The paper is behind a paywall, but I am happy to email a pdf to anyone who asks in a message.


Hi Art,

Please send me the pdf. Neither the University of Chicago, or Northwestern (my usual sources), carry this title, which means Springer has made the journal inexplicably costly. Paywall publishing can’t die soon enough for me.



P.S. OOPS – have it already. [embarrassed face here] Never mind, thanks for the offer.


Too late. More clutter in your email box.


Clarification: the vast majority of de novo genes arise by that pathway. The vast majority of new genes arise by duplication and divergence of prior genes. Right?

Another question: how do you separate translation of functional products from accidental transcription and translation of non-functional sequences?


That is correct. Thanks for catching this. Sorry for confusing people.

An excellent question. From the paper:

Evidence for the functionality of de novo genes. Although the de novo gene candidates were identified from the strictly annotated genes in the 13 Oryza genomes using a uniform annotation pipeline that minimized potential methodological artefacts38, we further examined these gene candidates for their functionality and, especially, their translational evidence. We examined the potential functionality of these de novo gene candidates with several lines of evidence by characterizing their structure, expression and evolutionary constraints. First, all candidates have intact ORFs that are, on average, 137 amino acids long, with GC content typical of protein-coding genes (59.1% compared with a 56.8% genome average; Supplementary Table 4).
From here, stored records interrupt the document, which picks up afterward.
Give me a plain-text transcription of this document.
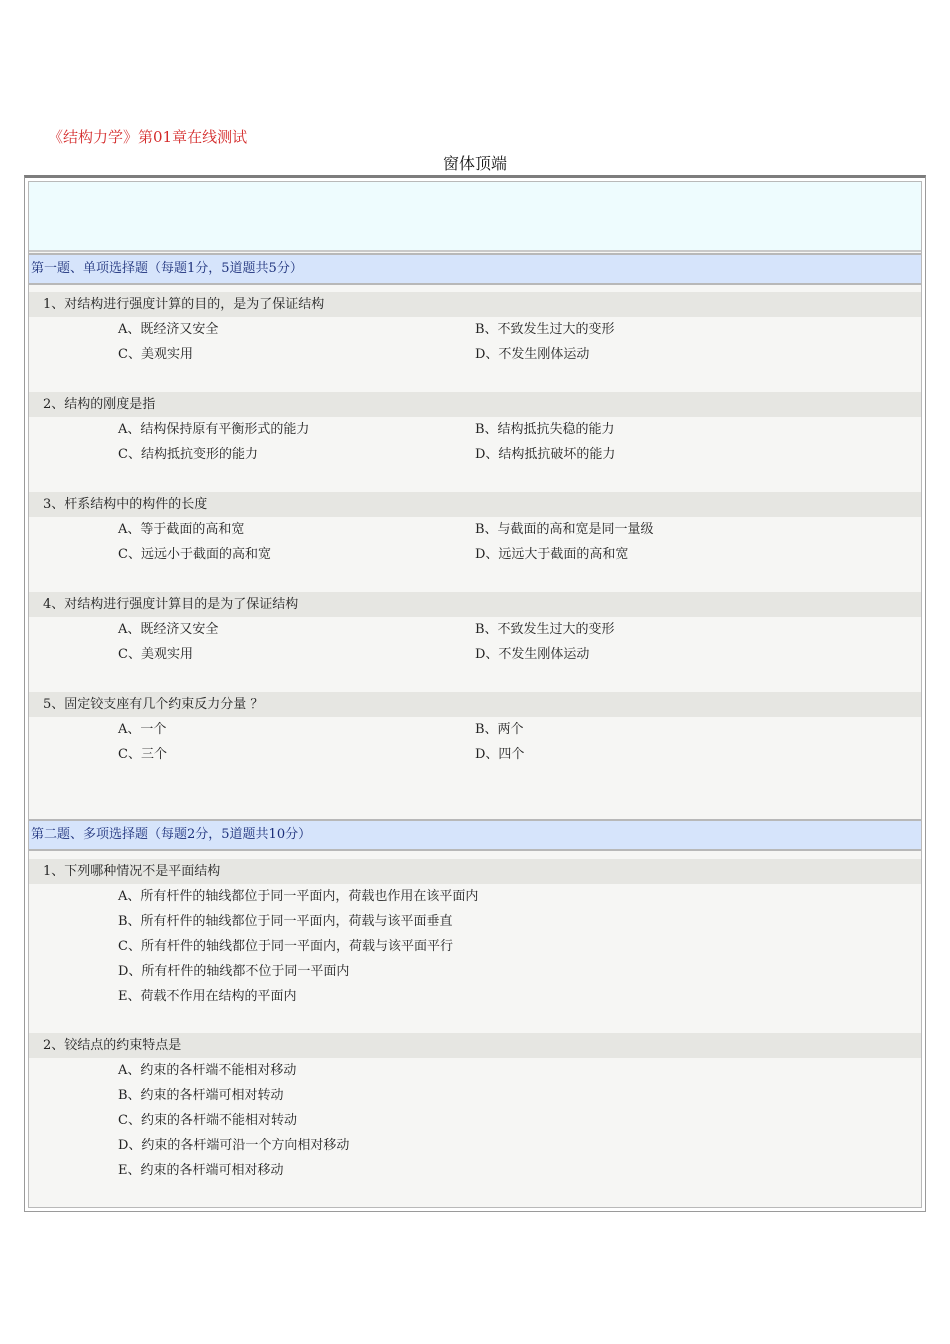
《结构力学》第01章在线测试
窗体顶端
第一题、单项选择题（每题1分，5道题共5分）
1、对结构进行强度计算的目的，是为了保证结构
A、既经济又安全	B、不致发生过大的变形
C、美观实用	D、不发生刚体运动
2、结构的刚度是指
A、结构保持原有平衡形式的能力	B、结构抵抗失稳的能力
C、结构抵抗变形的能力	D、结构抵抗破坏的能力
3、杆系结构中的构件的长度
A、等于截面的高和宽	B、与截面的高和宽是同一量级
C、远远小于截面的高和宽	D、远远大于截面的高和宽
4、对结构进行强度计算目的是为了保证结构
A、既经济又安全	B、不致发生过大的变形
C、美观实用	D、不发生刚体运动
5、固定铰支座有几个约束反力分量 ？
A、一个	B、两个
C、三个	D、四个
第二题、多项选择题（每题2分，5道题共10分）
1、下列哪种情况不是平面结构
A、所有杆件的轴线都位于同一平面内，荷载也作用在该平面内
B、所有杆件的轴线都位于同一平面内，荷载与该平面垂直
C、所有杆件的轴线都位于同一平面内，荷载与该平面平行
D、所有杆件的轴线都不位于同一平面内
E、荷载不作用在结构的平面内
2、铰结点的约束特点是
A、约束的各杆端不能相对移动
B、约束的各杆端可相对转动
C、约束的各杆端不能相对转动
D、约束的各杆端可沿一个方向相对移动
E、约束的各杆端可相对移动
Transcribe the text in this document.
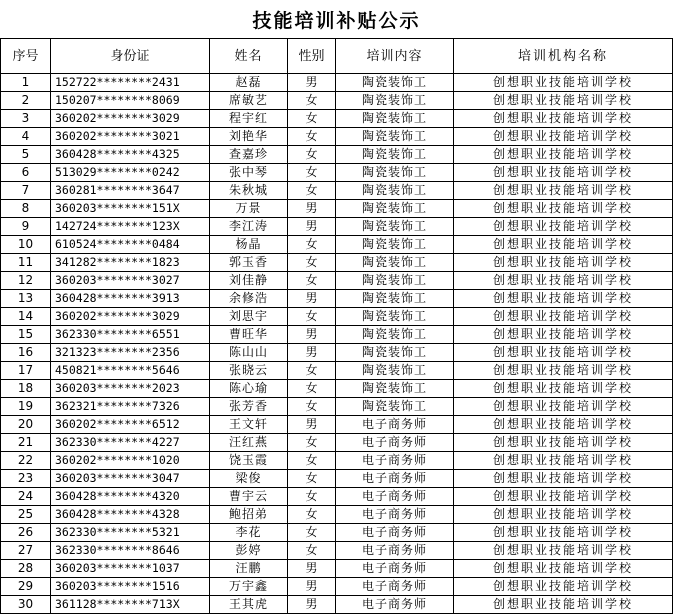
技能培训补贴公示
序号	身份证	姓名	性别	培训内容	培训机构名称
1	152722********2431	赵磊	男	陶瓷装饰工	创想职业技能培训学校
2	150207********8069	席敏艺	女	陶瓷装饰工	创想职业技能培训学校
3	360202********3029	程宇红	女	陶瓷装饰工	创想职业技能培训学校
4	360202********3021	刘艳华	女	陶瓷装饰工	创想职业技能培训学校
5	360428********4325	查嘉珍	女	陶瓷装饰工	创想职业技能培训学校
6	513029********0242	张中琴	女	陶瓷装饰工	创想职业技能培训学校
7	360281********3647	朱秋城	女	陶瓷装饰工	创想职业技能培训学校
8	360203********151X	万景	男	陶瓷装饰工	创想职业技能培训学校
9	142724********123X	李江涛	男	陶瓷装饰工	创想职业技能培训学校
10	610524********0484	杨晶	女	陶瓷装饰工	创想职业技能培训学校
11	341282********1823	郭玉香	女	陶瓷装饰工	创想职业技能培训学校
12	360203********3027	刘佳静	女	陶瓷装饰工	创想职业技能培训学校
13	360428********3913	余修浩	男	陶瓷装饰工	创想职业技能培训学校
14	360202********3029	刘思宇	女	陶瓷装饰工	创想职业技能培训学校
15	362330********6551	曹旺华	男	陶瓷装饰工	创想职业技能培训学校
16	321323********2356	陈山山	男	陶瓷装饰工	创想职业技能培训学校
17	450821********5646	张晓云	女	陶瓷装饰工	创想职业技能培训学校
18	360203********2023	陈心瑜	女	陶瓷装饰工	创想职业技能培训学校
19	362321********7326	张芳香	女	陶瓷装饰工	创想职业技能培训学校
20	360202********6512	王文轩	男	电子商务师	创想职业技能培训学校
21	362330********4227	汪红燕	女	电子商务师	创想职业技能培训学校
22	360202********1020	饶玉霞	女	电子商务师	创想职业技能培训学校
23	360203********3047	梁俊	女	电子商务师	创想职业技能培训学校
24	360428********4320	曹宇云	女	电子商务师	创想职业技能培训学校
25	360428********4328	鲍招弟	女	电子商务师	创想职业技能培训学校
26	362330********5321	李花	女	电子商务师	创想职业技能培训学校
27	362330********8646	彭婷	女	电子商务师	创想职业技能培训学校
28	360203********1037	汪鹏	男	电子商务师	创想职业技能培训学校
29	360203********1516	万宇鑫	男	电子商务师	创想职业技能培训学校
30	361128********713X	王其虎	男	电子商务师	创想职业技能培训学校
Second, every de novo gene candidate has evolved a tissue-biased or -specific expression pattern, just like the other functional genes in the genome (Supplementary Table 6). Third, all candidates have intact gene structures.

We analysed the sequence evolution to detect substitution signals and determine the functionality of de novo gene sequences. We applied the branch model in PAML60 to 236 candidate de novo genes that have 3 orthologous sequences, with the aim of identifying genes that showed a signal of natural selection as detected in their sequence substitutions at synonymous sites (dS), non-synonymous sites (dN) and ω = dN/dS. The likelihood ratio test and Akaike information criterion (AIC) identified 28 candidate de novo genes that are incompatible with the model of neutrality, with ω either significantly lower than 1 (22 genes) or higher than 1 (6 genes), suggesting that they may undergo negative or positive selection (Supplementary Table 9). In the 45 candidate de novo genes that have only 2 orthologues, we detected 2 genes with ω significantly lower or higher than 1, whereas most of them had ω ratios lower than 1. Together, we detected 30 candidate de novo genes with substitution signals of negative or positive selection. The remaining genes had lower statistical power due to small numbers of substitutions (Supplementary Table 9). These results support the coding potential of the candidate de novo genes, prompting us to further explore experimental evidence for their translation.


I’m concerned about using tissue-specific expression as evidence of function, since it happens in non-functional sequences too. The evidence of selection is better.


I will remember this research the next time I put some stevia into a cup of tea.


This paper is on the same topic and addresses some of the issues already raised in this thread (I think).


It’s fascinating to see how the field has shifted so much. As little as 10 years ago the possibility of de novo origination was still quite speculative and little evidence for the mechanisms by which it can happen existed. Sequencing technology, international public databases, and search tools have really made an enormous difference for the development of this field.


Of interest (really beautiful new paper):

1 Like

What lesson do you derive from that paper?

1 Like

That’s an interesting paper, @sfmatheson. On a quick reading, it may give pause to excessive reliance on signatures of selection as an indication of function. Maybe @John_Harshman can weigh in on this.